“Nossa,
você é quase um déjà vu”, ele disse às costas dela, enquanto subiam no ônibus.
Ela franziu as sobrancelhas e olhou pra trás, na dúvida se era com ela que
falavam, percebeu o olhar sorridente, sorriu também. “Você diz isso pra toda
menina que sobe no ônibus com você?”, respondeu. “Somente para as que parecem
saber o que é um déjà vu”, ele alcançou o último degrau. Ela riu. Tirou o
porta-níqueis da bolsa, catou algumas moedas, encostou o corpo à roleta. “E eu
sou um déjà vu do quê?”, ela com a mão estendida para o cobrador. Ele apoiou o
queixo em uma das mãos (a outra tateava a pasta à procura de dinheiro), fingiu
pensar. “Infância... Retorno...”, disse. Ela já avançava para os fundos do
ônibus, as mãos agarrando firmemente as barras de apoio. Parou no terceiro
passo, olhou para trás, sorriu. Ele sorriu de volta, o motorista acelerou, a
lei da inércia o jogou contra a catraca, outra lei o puxou para o chão. Alguns
passageiros riram. Ela riu. Adiantou-se para ele e estendeu a mão. “Opa!”, “Mas
que mico...”, “Todo mundo cai, relaxe”, “Ninguém nesse mundo cai mais que eu”, “É
uma história de amor entre você e Newton”, “Odeio física”, “Mas por que eu sou
um déjà vu de retorno e infância?”. Ele se empertigou. “É o que era a minha
infância. Cheiro de lavanda, banhos demorados...”.

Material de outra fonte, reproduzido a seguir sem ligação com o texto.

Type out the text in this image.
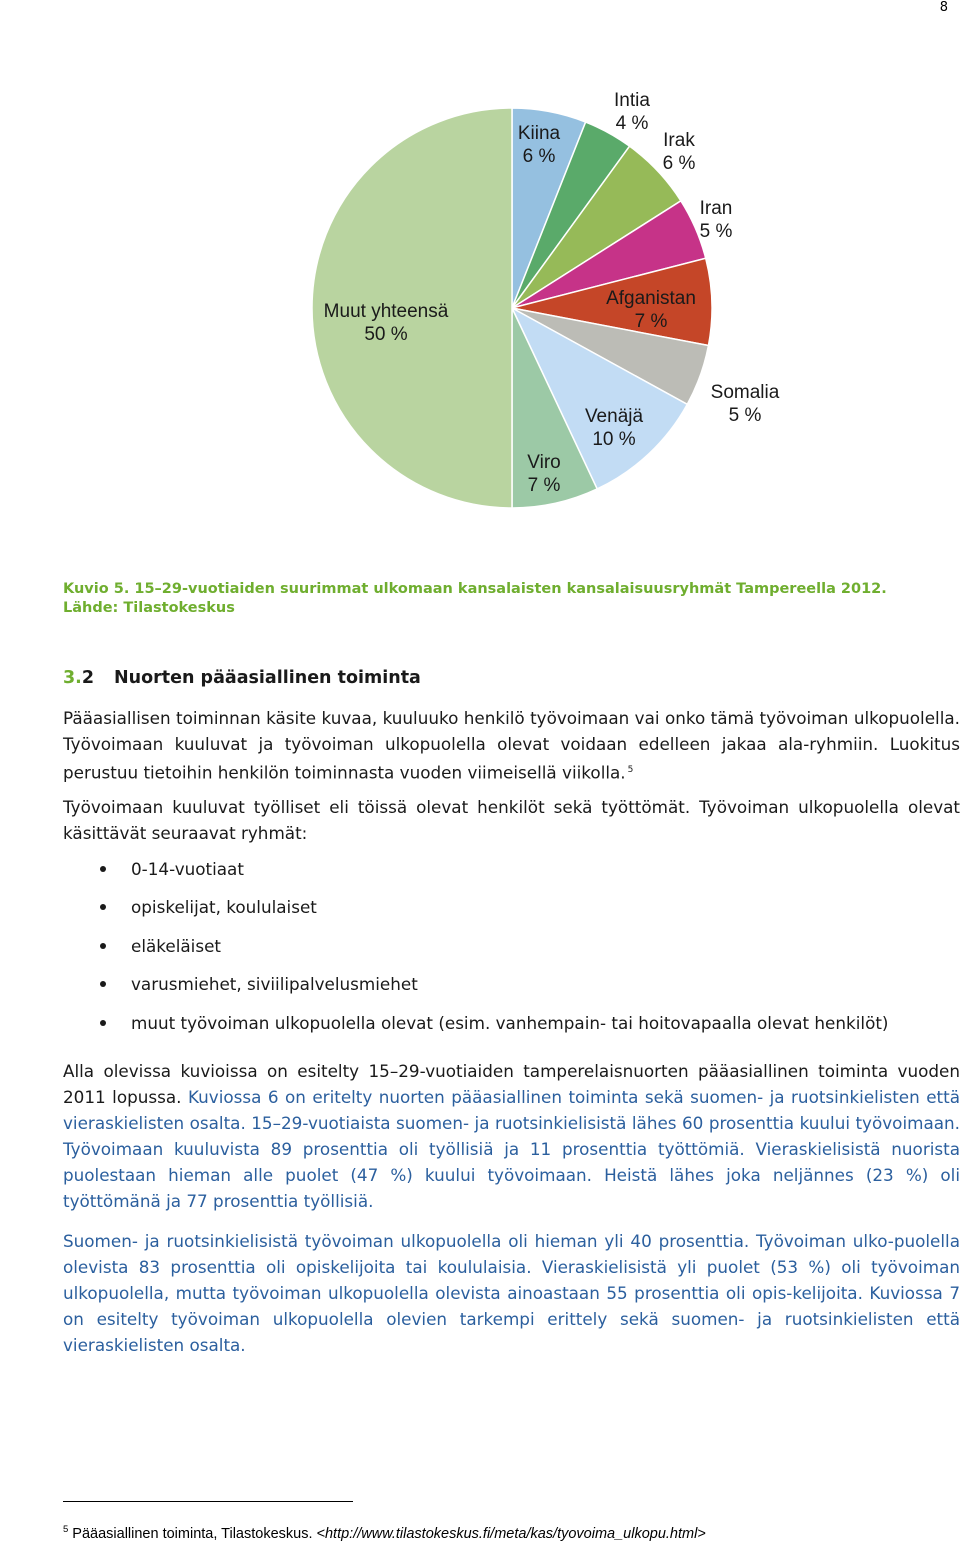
8
Kiina
6 %
Intia
4 %
Irak
6 %
Iran
5 %
Afganistan
7 %
Somalia
5 %
Venäjä
10 %
Viro
7 %
Muut yhteensä
50 %
Kuvio 5. 15–29-vuotiaiden suurimmat ulkomaan kansalaisten kansalaisuusryhmät Tampereella 2012.
Lähde: Tilastokeskus
3.2 Nuorten pääasiallinen toiminta

Pääasiallisen toiminnan käsite kuvaa, kuuluuko henkilö työvoimaan vai onko tämä työvoiman ulkopuolella. Työvoimaan kuuluvat ja työvoiman ulkopuolella olevat voidaan edelleen jakaa ala-ryhmiin. Luokitus perustuu tietoihin henkilön toiminnasta vuoden viimeisellä viikolla. $^5$

Työvoimaan kuuluvat työlliset eli töissä olevat henkilöt sekä työttömät. Työvoiman ulkopuolella olevat käsittävät seuraavat ryhmät:

0-14-vuotiaat
opiskelijat, koululaiset
eläkeläiset
varusmiehet, siviilipalvelusmiehet
muut työvoiman ulkopuolella olevat (esim. vanhempain- tai hoitovapaalla olevat henkilöt)

Alla olevissa kuvioissa on esitelty 15–29-vuotiaiden tamperelaisnuorten pääasiallinen toiminta vuoden 2011 lopussa. Kuviossa 6 on eritelty nuorten pääasiallinen toiminta sekä suomen- ja ruotsinkielisten että vieraskielisten osalta. 15–29-vuotiaista suomen- ja ruotsinkielisistä lähes 60 prosenttia kuului työvoimaan. Työvoimaan kuuluvista 89 prosenttia oli työllisiä ja 11 prosenttia työttömiä. Vieraskielisistä nuorista puolestaan hieman alle puolet (47 %) kuului työvoimaan. Heistä lähes joka neljännes (23 %) oli työttömänä ja 77 prosenttia työllisiä.

Suomen- ja ruotsinkielisistä työvoiman ulkopuolella oli hieman yli 40 prosenttia. Työvoiman ulko-puolella olevista 83 prosenttia oli opiskelijoita tai koululaisia. Vieraskielisistä yli puolet (53 %) oli työvoiman ulkopuolella, mutta työvoiman ulkopuolella olevista ainoastaan 55 prosenttia oli opis-kelijoita. Kuviossa 7 on esitelty työvoiman ulkopuolella olevien tarkempi erittely sekä suomen- ja ruotsinkielisten että vieraskielisten osalta.

$^5$ Pääasiallinen toiminta, Tilastokeskus. <http://www.tilastokeskus.fi/meta/kas/tyovoima_ulkopu.html>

“Então é esse tipo de déjà vu?”, ela arregalou os olhos. “Brincadeira”, caíram na gargalhada e
se recompuseram ao perceber o olhar atento de alguns passageiros. Ela caminhou
para os fundos. Ele não se mexeu. “Você não vai sentar?”, ela perguntou,
indicando dois lugares vazios com a cabeça”. “Achei que você não ia me
convidar”, “Precisei. Você é muito ousado com desconhecidas, não podia deixar
aquelas senhoras” ela apontou para as passageiras “à mercê da sua companhia
nefasta”. Riram, sentaram-se lado a lado. “Mas elas não parecem um déjà vu”,
ele sorriu e a encarava por trás das lentes. “Bom pra elas”, “Me desculpe, você
se parece muito a menina que eu espiava tomar banho no quintal da casa vizinha”,
“Isso é bom?”, “Bem, ela era linda”, “Sua infância deve ter sido agitada”, “Minha
fase fálica durou mais tempo que o normal”. Ela riu. “Eu sei bastante sobre sua
infância, mas não sei seu nome”, “É um nome estúpido”, “Luna”, “Wagner”, “Wagner?”,
ela riu. “Eu disse que era estúpido”, ele deu de ombros. “Não é estúpido. É
alemão. É meu compositor favorito”. Ele ajeitou os óculos, surpreso. “Richard
Wagner?”, “Esse mesmo... Por quê a surpresa?”, “Ou não entendo de música clássica, ou ninguém cita Wagner como preferido”, “Você não entende de música clássica”, “Não entendo mesmo”, “E não merece se sentar ao meu lado”, “???”, “É. Sou xiita”. Ele franziu
as sobrancelhas e ela sustentou-lhe o olhar por alguns segundos até cair num
riso fácil. “É brincadeira...”, ela apoiou o rosto numa das mãos e o encarou
com uma espécie de sarcasmo enigmático nos olhos. Ele sentiu um formigamento
nas costas. Piscou. Chovia. “E por que falávamos de Richard Wagner num ônibus
se tem tantas coisas mais banais para discutirmos... Como o clima?”, ele para apontou
as gotas que desciam pela janela. Ela desenhou com o dedo no vidro embaçado. “D...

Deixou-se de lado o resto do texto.